Neurologist Dr. Reg Hutchings says the Island has built a number of excellent specialized-care facilities in recent years, but the lack of a stroke unit is a glaring omission.
"If you have a heart attack, you know you are going to be treated in a very efficient coronary care unit. If you have cancer, you are going to be treated in a state-of-the-art cancer treatment centre," said Hutchings.
"But if you have a stroke, may God help you."
That was the message Hutchings recently took to a presentation of government MLAs. He made the presentation in support of a lobby by the Heart and Stroke Foundation.
P.E.I. is the only province without a stroke unit, and Hutchings said the benefits for patients are well established.
"The statistics are there: reduction in death rate, 18 to 30 per cent; reduction in long-term care, immediate 29 per cent; reduction in moderate to severe disability, 25 per cent," he said.
Wilma Campbell has first-hand experience with stroke care on the Island.
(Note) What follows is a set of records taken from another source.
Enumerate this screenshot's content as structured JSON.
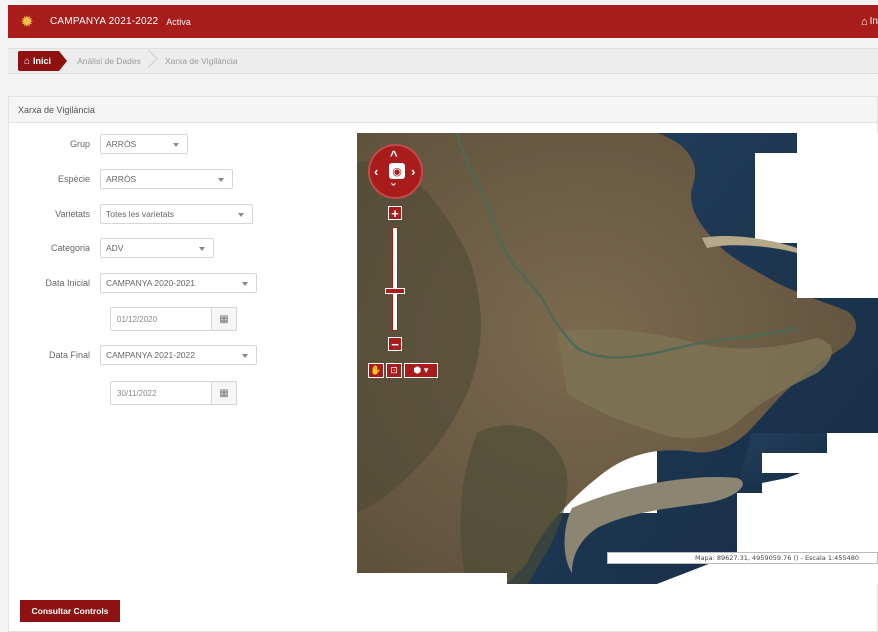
{
  "header": {
    "title": "CAMPANYA 2021-2022",
    "status": "Activa",
    "home_label": "In"
  },
  "breadcrumb": {
    "home": "Inici",
    "items": [
      "Anàlisi de Dades",
      "Xarxa de Vigilància"
    ]
  },
  "panel": {
    "title": "Xarxa de Vigilància"
  },
  "form": {
    "grup": {
      "label": "Grup",
      "value": "ARRÒS"
    },
    "especie": {
      "label": "Espècie",
      "value": "ARRÒS"
    },
    "varietats": {
      "label": "Varietats",
      "value": "Totes les varietats"
    },
    "categoria": {
      "label": "Categoria",
      "value": "ADV"
    },
    "data_inicial": {
      "label": "Data Inicial",
      "value": "CAMPANYA 2020-2021",
      "date": "01/12/2020"
    },
    "data_final": {
      "label": "Data Final",
      "value": "CAMPANYA 2021-2022",
      "date": "30/11/2022"
    },
    "submit_label": "Consultar Controls"
  },
  "map": {
    "scale_text": "Mapa: 89627.31, 4959059.76 () - Escala 1:455480",
    "zoom_level": 0.38
  },
  "colors": {
    "brand": "#a81c1c",
    "brand_dark": "#8e1212",
    "sea": "#1f3650",
    "land": "#6a5a43"
  },
  "icons": {
    "logo": "gear-logo-icon",
    "home": "home-icon",
    "calendar": "calendar-icon",
    "pan": "hand-pan-icon",
    "zoom_box": "zoom-box-icon",
    "layers": "layers-icon"
  }
}
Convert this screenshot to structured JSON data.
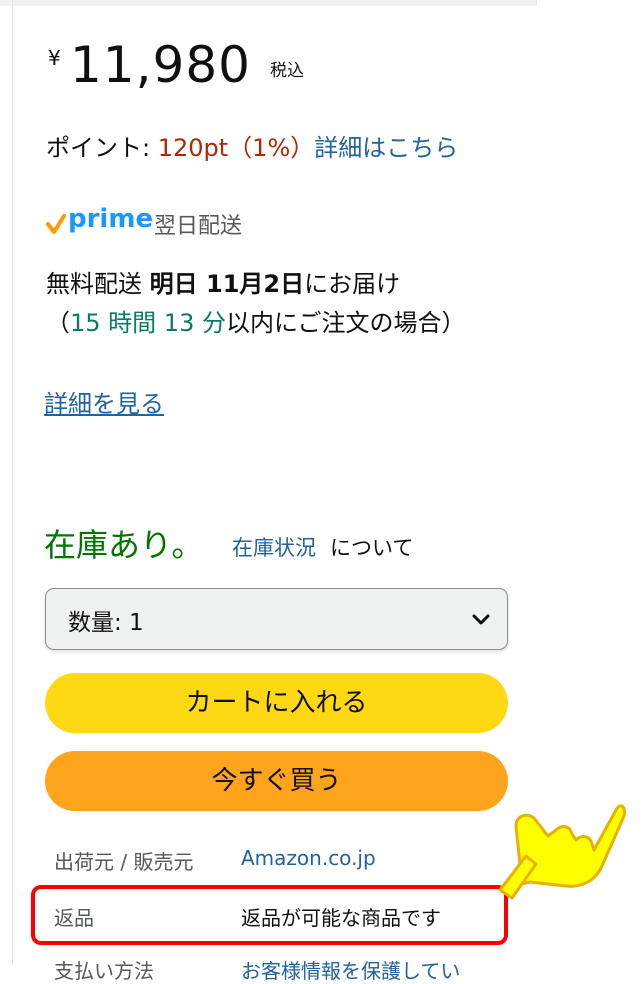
{
  "price": {
    "currency": "¥",
    "amount": "11,980",
    "tax": "税込"
  },
  "points": {
    "label": "ポイント: ",
    "value": "120pt（1%）",
    "link": "詳細はこちら"
  },
  "prime": {
    "logo_text": "prime",
    "label": "翌日配送"
  },
  "delivery": {
    "prefix": "無料配送 ",
    "date": "明日 11月2日",
    "suffix": "にお届け",
    "paren_open": "（",
    "hours": "15 時間 13 分",
    "cutoff": "以内にご注文の場合）",
    "details_link": "詳細を見る"
  },
  "stock": {
    "status": "在庫あり。",
    "link": "在庫状況",
    "suffix": "について"
  },
  "quantity": {
    "label": "数量: 1"
  },
  "buttons": {
    "cart": "カートに入れる",
    "buy": "今すぐ買う"
  },
  "info_rows": [
    {
      "key": "出荷元 / 販売元",
      "value": "Amazon.co.jp"
    },
    {
      "key": "返品",
      "value": "返品が可能な商品です"
    },
    {
      "key": "支払い方法",
      "value": "お客様情報を保護してい"
    }
  ],
  "colors": {
    "price_red": "#b12704",
    "link_blue": "#2162a1",
    "in_stock_green": "#007600",
    "cart_yellow": "#ffd814",
    "buy_orange": "#ffa41c",
    "annotation_red": "#ff0000",
    "annotation_hand": "#ffff00"
  },
  "icons": {
    "prime_check": "check-icon",
    "dropdown": "chevron-down-icon",
    "annotation": "pointing-hand-icon"
  }
}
Four years ago, she had a series of mini-strokes that several doctors failed to diagnose. Then, while she had a massive stroke while undergoing a test at the Queen Elizabeth Hospital.
"They just put me in a wheelchair and took me over to the outpatients (section).... I was there for a while, and then I could feel myself getting limp and limp and limp, and drool from my mouth, and I knew I was having a stroke," said Campbell.
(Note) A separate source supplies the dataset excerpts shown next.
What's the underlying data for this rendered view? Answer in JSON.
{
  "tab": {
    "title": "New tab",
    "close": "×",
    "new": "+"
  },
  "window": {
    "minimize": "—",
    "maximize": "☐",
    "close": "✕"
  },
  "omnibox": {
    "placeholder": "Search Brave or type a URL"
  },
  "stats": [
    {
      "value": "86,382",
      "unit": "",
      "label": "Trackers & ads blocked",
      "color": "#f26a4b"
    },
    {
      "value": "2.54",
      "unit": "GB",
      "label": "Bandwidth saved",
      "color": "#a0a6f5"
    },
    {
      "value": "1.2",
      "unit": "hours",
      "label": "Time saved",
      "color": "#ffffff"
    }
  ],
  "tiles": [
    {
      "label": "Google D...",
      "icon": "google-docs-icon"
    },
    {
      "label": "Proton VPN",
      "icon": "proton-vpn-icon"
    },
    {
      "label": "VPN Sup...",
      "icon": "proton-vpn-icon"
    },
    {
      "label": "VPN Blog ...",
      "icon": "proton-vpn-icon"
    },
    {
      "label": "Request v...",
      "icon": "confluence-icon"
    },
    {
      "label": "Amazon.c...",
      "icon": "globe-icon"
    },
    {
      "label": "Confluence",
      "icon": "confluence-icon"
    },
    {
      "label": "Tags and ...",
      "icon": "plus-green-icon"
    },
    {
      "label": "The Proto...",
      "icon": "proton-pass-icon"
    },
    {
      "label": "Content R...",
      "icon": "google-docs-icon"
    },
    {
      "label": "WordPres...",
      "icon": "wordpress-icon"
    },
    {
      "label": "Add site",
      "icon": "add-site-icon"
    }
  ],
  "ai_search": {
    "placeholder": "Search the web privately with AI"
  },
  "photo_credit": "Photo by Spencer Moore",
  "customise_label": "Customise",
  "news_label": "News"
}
Even at that point, she said it took some time for doctors to make a diagnosis.
A stroke unit would include nurses, occupational and physical therapists, and speech pathologists, all specially trained to deal with the effects of a stroke.
Every year, about 340 Islanders have a stroke. Age is the No. 1 risk factor and P.E.I.'s population is one of the oldest in Canada.
"It scares me to death," said Charlotte Comrie, CEO of the P.E.I. Heart and Stroke Foundation. "It scares me to death to think that I might have a stroke here."
Comrie said with a major expansion underway at the Queen Elizabeth Hospital in Charlottetown, it makes sense to add a stroke unit now.
A unit there would cost about $3.5 million a year to run. The government has said it will make a decision on it in the spring.